I balked at first over the culture of “Sissification” in the sex industry: What did the expression of such desires mean in this context? I’ve met people who say they don’t do “enforced-bi” or “enforced cross-dressing;” they only encourage their clients; the reasoning being that to do otherwise would be reinforcing ideas of homophobia or transphobia. Pathologising the desires of those who pay for sexual services is a common practice. There are a number of ideas missing from this analysis, the most important being the role that fantasy plays in many people’s sexual and gender explorations, in our abilities to find self-expression, to try out identities in a safe space whether queer, straight, paid, or unpaid.
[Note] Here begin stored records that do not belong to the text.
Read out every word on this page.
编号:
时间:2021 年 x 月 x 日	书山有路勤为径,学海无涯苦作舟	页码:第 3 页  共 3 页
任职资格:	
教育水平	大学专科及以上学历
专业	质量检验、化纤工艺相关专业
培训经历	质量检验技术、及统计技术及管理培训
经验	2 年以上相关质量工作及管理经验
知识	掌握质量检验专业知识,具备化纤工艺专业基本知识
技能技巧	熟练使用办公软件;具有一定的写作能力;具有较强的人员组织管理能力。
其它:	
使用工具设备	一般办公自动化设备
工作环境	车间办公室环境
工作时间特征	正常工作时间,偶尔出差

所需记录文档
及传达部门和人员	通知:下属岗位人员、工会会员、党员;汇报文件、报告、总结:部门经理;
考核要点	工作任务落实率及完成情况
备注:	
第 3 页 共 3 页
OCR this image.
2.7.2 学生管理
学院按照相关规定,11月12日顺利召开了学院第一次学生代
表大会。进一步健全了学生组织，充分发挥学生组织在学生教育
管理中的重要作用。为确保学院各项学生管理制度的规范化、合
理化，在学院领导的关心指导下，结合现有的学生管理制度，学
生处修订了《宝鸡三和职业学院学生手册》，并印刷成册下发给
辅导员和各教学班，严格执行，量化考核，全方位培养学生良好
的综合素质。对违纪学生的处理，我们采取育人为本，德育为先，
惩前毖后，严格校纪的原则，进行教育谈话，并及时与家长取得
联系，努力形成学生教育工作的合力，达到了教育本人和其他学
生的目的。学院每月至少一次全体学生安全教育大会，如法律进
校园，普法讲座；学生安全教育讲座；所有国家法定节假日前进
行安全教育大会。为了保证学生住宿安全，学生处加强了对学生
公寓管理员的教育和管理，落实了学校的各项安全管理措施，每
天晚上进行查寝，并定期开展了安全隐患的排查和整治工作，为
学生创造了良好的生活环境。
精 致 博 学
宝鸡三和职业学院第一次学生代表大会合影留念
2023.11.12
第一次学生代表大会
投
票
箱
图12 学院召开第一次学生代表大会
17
A client enters my private chat room and types, “Hello Sir.” I reply, “Hello faggot slut.” We run through our standard topics of conversation: the confession of their homosexuality, their love of cock, that they want to serve by sucking cock whenever master pleases, that they will be transformed into a female character, that their desire to please will be an integral part of being owned. Our gender roles slip and slide easily, unquestioned. There is no need to make sense of our fantasy world in terms of how we are seen by outside society; we understand each other. This is probably the closest that my roles in RL and online come to each other. It’s a place where I often feel close to being seen as myself.

On the screen, on the internet, typing in chat rooms, in precarious work, in queer bars or out on the street, my identity changes not only according to how I present myself, but also according to how I am perceived by others.

At home, my princess (a transgender boy) calls me Daddy. We understand each other’s gender queerness. There is no need for roles to be solid; we believe in each other’s bodies as they are, as we might wish them to be. Sometimes, our wishes change according to desire. My boy believes that Daddy has a big fat cock and a devil smile, and I believe that a princess lives beneath that burgeoning moustache, the new chest hair, and the forever butch strut. Our gender queer femme to gender queer transman relationship exceeds the confines of our passing roles. Understanding requires a step behind the scenes of the games people play, games that are very real. It’s a task far more complex than what can be read at face value.

Works Cited

Feinberg, Leslie. Stone Butch Blues: A Novel. Ithaca, NY: Firebrand Books, 1993.

Nestle, Joan. A Restricted Country. Ithaca, NY: Firebrand books, 1987.

 

 

Jax Sparxx is a sex working high Femme cam/porn performer; they wrote this piece in the breaks between shows. They are active in queer, crip, and sex education movements, writing and teaching. They live and work in London, UK.